Rimer’s deeply pained and beautifully written exploration of her son’s death from suicide, is at once a celebration of a life, a reckoning with a death, and an impassioned inquiry in how and why the inconceivable could happen—and what more can be done to prevent it in other cases. Before his death in Berlin in 2006 at the age of 23, Patrick Wood had been a young man of extraordinary promise and charisma. He earned the highest of academic accolades, had developed into a dazzling pianist and programmer, and seemed to thrive, after coming out as gay, among new friends in Berlin, where he served an internship with the engineering company Siemens. Despite an earlier hospitalization as a student at Stanford for depression and suicidal ideation, the news that he had ended his life came as a total shock. “Why?” Rimer asks.

Rimer, an English teacher, writes with grace and precision of complex feelings, as she recounts her and her family experience of the aftermath, including their efforts to understand Patrick’s, such as tours of his Berlin, tearful meetings with friends, and, later, the jolting revelations of reading his medical records. Rimer discovers that Patrick’s depression had been much more debilitating than she had known, and she makes an impassioned call for awareness of how parents and schools are ill-equipped to “detect the severity of the disease and, therefore, the likelihood of a completed suicide.”

“We rationalize depression and suicide when they are not rational,” she writes. “We look for logic instead of anatomical disease. We settle for thirteen excuses why. We need to insist on more.” That spirit of bold truth telling is matched throughout by Rimer’s frank account of holding herself to blame despite understanding that she’s not and her agonized search for answers in literature, family history, and science. It’s also matched, with rare power, by love for Patrick. The book pulses with moving testimonials, in memorial encomiums, song lyrics, conversation, and his twin sister’s tender, sparkling foreword. It’s above all an act of love.

Takeaway: A mother’s moving efforts to understand a son’s death by suicide.
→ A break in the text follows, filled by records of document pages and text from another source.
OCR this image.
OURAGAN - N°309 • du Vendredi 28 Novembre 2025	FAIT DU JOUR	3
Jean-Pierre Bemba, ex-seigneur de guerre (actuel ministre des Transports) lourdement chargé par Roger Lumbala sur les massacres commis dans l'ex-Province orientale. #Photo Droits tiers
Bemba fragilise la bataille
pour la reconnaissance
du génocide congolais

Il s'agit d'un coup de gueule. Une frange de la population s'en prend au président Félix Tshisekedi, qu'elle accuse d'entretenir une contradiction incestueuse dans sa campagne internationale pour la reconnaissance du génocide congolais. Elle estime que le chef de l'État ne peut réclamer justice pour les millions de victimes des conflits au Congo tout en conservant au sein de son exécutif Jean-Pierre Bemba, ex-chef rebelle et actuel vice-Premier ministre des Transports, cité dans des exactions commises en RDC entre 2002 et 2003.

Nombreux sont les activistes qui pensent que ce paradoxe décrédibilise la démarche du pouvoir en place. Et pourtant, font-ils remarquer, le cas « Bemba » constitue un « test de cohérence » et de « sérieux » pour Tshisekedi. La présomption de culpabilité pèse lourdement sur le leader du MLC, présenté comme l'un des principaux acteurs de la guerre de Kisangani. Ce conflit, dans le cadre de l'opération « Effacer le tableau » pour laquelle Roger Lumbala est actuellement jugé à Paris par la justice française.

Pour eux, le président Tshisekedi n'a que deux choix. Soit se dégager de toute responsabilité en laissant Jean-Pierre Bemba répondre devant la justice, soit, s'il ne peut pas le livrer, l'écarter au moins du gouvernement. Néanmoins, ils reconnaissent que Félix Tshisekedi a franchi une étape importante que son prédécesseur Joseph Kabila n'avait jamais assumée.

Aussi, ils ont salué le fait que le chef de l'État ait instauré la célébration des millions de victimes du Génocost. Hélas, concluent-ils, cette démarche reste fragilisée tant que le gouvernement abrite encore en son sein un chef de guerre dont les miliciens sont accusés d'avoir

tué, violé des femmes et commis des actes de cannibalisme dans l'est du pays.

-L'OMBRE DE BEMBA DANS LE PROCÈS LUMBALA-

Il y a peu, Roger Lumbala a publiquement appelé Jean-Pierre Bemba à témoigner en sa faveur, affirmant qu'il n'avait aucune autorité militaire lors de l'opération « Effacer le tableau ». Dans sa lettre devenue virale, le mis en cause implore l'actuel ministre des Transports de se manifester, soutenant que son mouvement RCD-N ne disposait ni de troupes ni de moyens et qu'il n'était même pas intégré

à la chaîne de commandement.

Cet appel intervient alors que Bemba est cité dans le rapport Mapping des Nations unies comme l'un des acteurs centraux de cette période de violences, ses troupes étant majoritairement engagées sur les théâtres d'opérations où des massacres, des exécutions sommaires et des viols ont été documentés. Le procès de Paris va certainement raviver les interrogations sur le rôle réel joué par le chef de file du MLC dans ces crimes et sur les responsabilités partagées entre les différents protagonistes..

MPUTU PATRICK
Comparable Titles: Kay Redfield Jamison’s Night Falls Fast, Susan Auerbach’s I’ll Write Your Name on Every Beach.

Production grades
Cover: A-
Design and typography: A
Illustrations: A
Editing: A
Marketing copy: A

Nancy Cobb, In Lieu of Flowers: A Conversation for the Living

Back From Suicide is a must-read for everyone, at this moment of our sad history, when teenage suicide is on the rise. I did not put it down, except to eat and sleep. It is a tour de force—pitch perfect (Wagnerian though it often is). It is a mother’s journey to trace the arc, the soul, and the burn-out of this shooting star. Rimer has brought his greatness to life, over and over again. She is a sleuth, a truth-teller, and a superb writer. Patrick shines on, even in the depths of his family’s and his mother’s grief.